Once she has her supplies and colors picked out, it’s time to start stitching. Unlike cross-stitch, which is two stitches combined to make an “X,” needlepoint is just one stitch—“from LA to New York,” Katie explains—over and over again. With needlepoint, you stitch by color until it’s all filled in. From there if you take it to Magic City Needlepoint, she will then send it off to the “finishers,” who turn your canvas into whatever you want it to be—a pillow, a brick cover, an ornament, stocking, etc.

“It looks harder than it really is,” Katie says. Many people look at a finished piece and think, ‘I could never do that,’ so they shy away. But Katie says anyone can do it, and for that reason, she is eager to get people started if they have any interest whatsoever.

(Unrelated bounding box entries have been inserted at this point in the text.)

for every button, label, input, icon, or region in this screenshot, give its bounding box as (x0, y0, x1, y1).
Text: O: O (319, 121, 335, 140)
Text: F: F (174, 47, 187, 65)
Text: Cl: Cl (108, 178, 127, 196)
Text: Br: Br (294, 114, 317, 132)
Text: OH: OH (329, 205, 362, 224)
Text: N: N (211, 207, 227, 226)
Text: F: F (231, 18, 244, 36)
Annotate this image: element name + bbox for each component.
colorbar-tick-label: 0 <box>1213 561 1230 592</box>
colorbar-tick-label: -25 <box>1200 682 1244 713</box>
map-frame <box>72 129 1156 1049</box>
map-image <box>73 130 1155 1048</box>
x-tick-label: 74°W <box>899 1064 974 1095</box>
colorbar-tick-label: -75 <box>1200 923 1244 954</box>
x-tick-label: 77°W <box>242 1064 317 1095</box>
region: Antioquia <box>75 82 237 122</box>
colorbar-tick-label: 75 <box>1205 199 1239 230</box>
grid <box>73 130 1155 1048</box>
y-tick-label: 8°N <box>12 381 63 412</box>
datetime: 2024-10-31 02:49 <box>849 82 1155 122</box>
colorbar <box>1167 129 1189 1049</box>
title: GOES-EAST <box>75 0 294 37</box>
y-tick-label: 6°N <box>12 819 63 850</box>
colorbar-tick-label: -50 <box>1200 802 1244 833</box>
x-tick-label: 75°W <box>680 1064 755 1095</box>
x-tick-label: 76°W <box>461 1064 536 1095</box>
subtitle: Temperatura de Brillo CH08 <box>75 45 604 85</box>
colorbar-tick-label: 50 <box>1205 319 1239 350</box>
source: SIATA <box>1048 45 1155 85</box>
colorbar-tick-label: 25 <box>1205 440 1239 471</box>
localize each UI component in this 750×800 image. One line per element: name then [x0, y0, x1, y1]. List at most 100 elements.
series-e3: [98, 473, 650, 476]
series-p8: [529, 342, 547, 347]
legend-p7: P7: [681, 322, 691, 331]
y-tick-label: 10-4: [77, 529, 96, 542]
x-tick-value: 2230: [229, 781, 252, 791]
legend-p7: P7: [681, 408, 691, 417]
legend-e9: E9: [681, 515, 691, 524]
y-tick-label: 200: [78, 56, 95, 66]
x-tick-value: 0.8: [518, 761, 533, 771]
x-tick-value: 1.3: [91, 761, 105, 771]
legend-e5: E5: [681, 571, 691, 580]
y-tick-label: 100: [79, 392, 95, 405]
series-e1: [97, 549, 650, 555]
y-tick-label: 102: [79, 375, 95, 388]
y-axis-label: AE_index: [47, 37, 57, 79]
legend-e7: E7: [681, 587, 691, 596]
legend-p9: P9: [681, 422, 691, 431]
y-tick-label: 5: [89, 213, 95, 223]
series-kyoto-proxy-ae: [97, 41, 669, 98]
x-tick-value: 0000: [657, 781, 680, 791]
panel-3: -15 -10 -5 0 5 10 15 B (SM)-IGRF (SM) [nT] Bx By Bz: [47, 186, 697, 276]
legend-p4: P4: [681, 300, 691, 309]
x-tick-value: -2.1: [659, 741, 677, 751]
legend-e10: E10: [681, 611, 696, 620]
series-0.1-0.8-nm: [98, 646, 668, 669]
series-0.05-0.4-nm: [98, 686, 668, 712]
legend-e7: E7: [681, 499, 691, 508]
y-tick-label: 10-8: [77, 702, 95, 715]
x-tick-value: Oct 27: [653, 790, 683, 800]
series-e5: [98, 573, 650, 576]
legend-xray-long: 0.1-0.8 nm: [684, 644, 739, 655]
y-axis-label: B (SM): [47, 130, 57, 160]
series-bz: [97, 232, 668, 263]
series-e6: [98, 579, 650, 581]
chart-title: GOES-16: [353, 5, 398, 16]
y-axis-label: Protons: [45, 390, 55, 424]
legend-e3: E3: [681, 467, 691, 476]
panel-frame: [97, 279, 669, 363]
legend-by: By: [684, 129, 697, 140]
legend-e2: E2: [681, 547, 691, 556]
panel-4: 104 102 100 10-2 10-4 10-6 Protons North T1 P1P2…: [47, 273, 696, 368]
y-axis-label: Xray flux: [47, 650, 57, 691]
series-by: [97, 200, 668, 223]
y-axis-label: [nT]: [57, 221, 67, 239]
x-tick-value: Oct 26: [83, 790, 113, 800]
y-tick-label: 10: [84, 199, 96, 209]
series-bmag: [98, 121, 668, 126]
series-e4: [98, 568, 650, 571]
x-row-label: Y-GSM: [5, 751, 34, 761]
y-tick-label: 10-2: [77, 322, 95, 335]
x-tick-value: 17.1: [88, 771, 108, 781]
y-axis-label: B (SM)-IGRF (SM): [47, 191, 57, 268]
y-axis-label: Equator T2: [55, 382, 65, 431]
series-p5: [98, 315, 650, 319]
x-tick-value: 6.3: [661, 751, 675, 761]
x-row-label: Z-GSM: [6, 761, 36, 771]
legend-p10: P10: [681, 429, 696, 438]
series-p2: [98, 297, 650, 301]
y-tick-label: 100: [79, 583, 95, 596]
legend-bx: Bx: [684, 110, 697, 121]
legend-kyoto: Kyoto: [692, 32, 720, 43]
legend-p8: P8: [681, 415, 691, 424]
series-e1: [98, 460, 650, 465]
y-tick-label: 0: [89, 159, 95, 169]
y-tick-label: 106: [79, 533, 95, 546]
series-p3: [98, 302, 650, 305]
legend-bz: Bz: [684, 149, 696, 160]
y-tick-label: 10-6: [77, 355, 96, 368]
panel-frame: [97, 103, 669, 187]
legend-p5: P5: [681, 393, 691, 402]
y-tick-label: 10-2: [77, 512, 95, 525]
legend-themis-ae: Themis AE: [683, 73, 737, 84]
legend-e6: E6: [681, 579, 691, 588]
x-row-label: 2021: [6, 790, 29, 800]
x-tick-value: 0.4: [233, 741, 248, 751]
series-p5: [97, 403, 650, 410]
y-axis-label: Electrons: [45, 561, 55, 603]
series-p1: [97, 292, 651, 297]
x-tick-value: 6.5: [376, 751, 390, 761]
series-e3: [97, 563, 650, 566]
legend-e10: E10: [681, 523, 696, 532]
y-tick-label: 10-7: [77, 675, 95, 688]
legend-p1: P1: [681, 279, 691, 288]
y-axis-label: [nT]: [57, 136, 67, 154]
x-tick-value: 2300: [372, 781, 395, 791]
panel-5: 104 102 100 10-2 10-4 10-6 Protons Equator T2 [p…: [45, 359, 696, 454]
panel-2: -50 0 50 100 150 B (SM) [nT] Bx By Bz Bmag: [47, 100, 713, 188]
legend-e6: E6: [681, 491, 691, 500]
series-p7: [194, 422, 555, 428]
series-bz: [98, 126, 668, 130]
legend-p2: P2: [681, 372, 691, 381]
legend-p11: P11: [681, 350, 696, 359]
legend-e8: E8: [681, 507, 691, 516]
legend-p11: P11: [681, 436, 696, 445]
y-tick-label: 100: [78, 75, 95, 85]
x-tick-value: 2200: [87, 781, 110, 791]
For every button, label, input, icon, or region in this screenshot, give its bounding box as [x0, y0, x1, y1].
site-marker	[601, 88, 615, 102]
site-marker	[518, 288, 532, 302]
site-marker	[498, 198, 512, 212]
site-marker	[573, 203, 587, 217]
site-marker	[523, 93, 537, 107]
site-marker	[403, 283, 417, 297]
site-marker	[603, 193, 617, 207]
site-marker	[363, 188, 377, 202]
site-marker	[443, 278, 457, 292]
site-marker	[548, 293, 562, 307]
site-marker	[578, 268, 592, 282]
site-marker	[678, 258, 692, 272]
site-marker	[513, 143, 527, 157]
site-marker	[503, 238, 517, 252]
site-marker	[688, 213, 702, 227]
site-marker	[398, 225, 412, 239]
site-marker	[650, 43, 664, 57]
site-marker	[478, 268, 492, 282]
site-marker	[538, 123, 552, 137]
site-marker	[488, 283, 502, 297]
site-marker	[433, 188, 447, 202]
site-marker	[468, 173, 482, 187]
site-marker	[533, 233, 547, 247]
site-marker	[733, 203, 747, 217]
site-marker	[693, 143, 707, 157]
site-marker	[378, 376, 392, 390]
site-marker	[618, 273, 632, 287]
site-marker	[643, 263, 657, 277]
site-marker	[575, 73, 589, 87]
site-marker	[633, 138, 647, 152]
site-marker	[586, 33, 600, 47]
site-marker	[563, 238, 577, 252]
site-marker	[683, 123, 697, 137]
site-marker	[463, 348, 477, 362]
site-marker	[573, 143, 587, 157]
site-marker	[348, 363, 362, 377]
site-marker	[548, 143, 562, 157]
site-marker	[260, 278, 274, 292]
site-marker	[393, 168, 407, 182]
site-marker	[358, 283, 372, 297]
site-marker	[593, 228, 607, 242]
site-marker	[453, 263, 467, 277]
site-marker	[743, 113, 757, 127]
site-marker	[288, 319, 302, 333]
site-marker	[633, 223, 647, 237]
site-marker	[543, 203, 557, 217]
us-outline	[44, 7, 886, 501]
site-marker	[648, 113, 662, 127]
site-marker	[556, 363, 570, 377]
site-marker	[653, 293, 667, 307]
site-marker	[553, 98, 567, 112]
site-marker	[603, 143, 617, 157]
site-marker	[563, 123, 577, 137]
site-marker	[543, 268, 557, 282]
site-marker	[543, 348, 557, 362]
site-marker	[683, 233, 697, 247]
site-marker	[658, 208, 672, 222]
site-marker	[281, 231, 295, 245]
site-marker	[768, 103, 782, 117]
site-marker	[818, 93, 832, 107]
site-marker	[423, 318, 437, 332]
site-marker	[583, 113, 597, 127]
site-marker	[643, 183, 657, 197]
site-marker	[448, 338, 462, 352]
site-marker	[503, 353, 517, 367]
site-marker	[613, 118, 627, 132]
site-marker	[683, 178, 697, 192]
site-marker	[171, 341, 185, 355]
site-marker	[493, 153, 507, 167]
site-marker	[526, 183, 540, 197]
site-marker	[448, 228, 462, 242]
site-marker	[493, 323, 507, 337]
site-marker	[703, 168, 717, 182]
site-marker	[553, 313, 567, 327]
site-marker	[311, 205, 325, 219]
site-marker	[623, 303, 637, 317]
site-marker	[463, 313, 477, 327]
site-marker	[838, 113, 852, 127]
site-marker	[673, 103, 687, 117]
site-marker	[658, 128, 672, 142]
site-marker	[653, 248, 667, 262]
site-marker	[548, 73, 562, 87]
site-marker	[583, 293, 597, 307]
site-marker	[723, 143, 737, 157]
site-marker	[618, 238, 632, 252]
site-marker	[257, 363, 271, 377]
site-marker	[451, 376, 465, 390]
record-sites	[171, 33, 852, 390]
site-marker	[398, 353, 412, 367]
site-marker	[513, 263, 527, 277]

It was her encouragement that prompted her friend Blair Moss to learn. Blair, a realtor in Vestavia, taught herself to needlepoint and frequently called Katie with questions. With her first project. a sleep mask, under her belt, she’s now well on her way to making stockings for each of her three kids, Rogers (9), Frannie (7) and Bennett (5), and she agrees with Katie that anyone can do it. She plans to teach her daughter when she gets older, and she’s been trying to convince her husband to learn, although he’s not on board quite yet.

If you have any interest in needlepoint, “just come in and let us show you,” Katie says, “and see if it’s your thing.”

Visit Magic City Needlepoint at 2531 Rocky Ridge Road, Suite 121 or online at magiccityneedlepoint.com. 

 

Needlepoint Ladies

Meet the owners of Magic City Needlepoint with a passion for the craft. 

Katie Howell
You can tell how much Katie loves stitching in the way her eyes light up when she explains how it’s done. A resident of Vestavia Hills and full-time mom to her three kids, she’s also an active member of Stitch Club Birmingham.

Ty Howell
A native of Vestavia Hills, Ty has been stitching for at least 20 years. Her mom taught her, and she taught her daughter-in-law Katie.

Mary Elizabeth Mays
An experienced stitcher, Mary Elizabeth is president of the Cahaba Lily Chapter of the American Needlepoint Guild. She travels worldwide to attend seminars and stitch-ins, so she’s the point-person for what’s on trend.

Leah Scalise

A lawyer and an avid stitcher, Leah has a particular passion for projects with geometric patterns.

Karen Carroll
When she’s not stitching, Karen works in public relations for the Birmingham Zoo. She learned embroidery and cross-stitch when she was a kid, and now she takes classes at national conferences of the American Needlepoint Guild to learn new stitches and techniques.